Loading model on GPU

It currently takes approximately 8-9 seconds to execute the following code:

        device = torch.device("cuda:0")
        self.model = self.model.to(device)
        for parameter in self.model.parameters():
            parameter.requires_grad = False

The actual inference time is only 3 seconds, where the model segments a structure on 74 2d images of size 512x512.

Is there any way to speed up the model loading on the GPU?

If your state_dict contains CPU tensors, you’ll trigger the host to device copy twice: first for the model parameters, then again for the state_dict.
If that’s the case, you could first restore the model and push it only once to the GPU.

How often are you resetting the model that you worry about the performance?
Usually you’ll setup the model once and the training will take much longer than the initialization.

Thanks for your response ptrblck!
This is actually part of the inference, and not training.
Originally the entire model was in a .tar format and was being loaded using torch.nn.DataParallel.
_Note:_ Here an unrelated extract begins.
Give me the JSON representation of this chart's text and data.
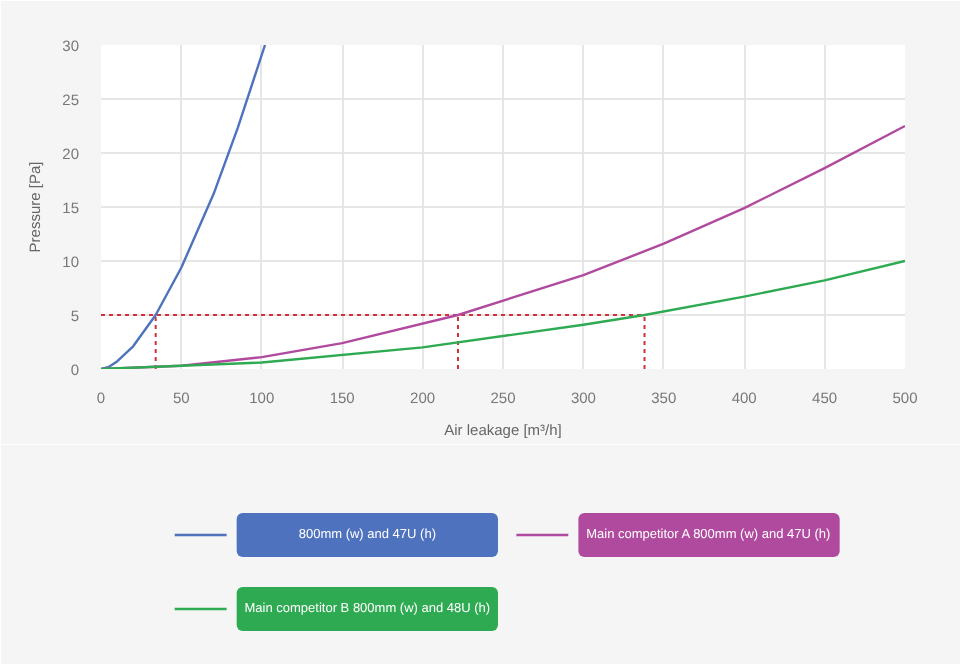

But since we only had 1 GPU and are trying to cut down as much time as possible, I re saved the checkpoint only using the following:

checkpoint = torch.load(self.validate_model)
torch.save(self.model.module.state_dict(), path)

And then loading this newly saved state dict for inference without using torch.nn.DataParallel.

Is this not the right way to approach this? I am new to PyTorch.


Your approach sounds right. However, you would only need to load the model once during the startup of your inference application or are you recreating the model for each prediction?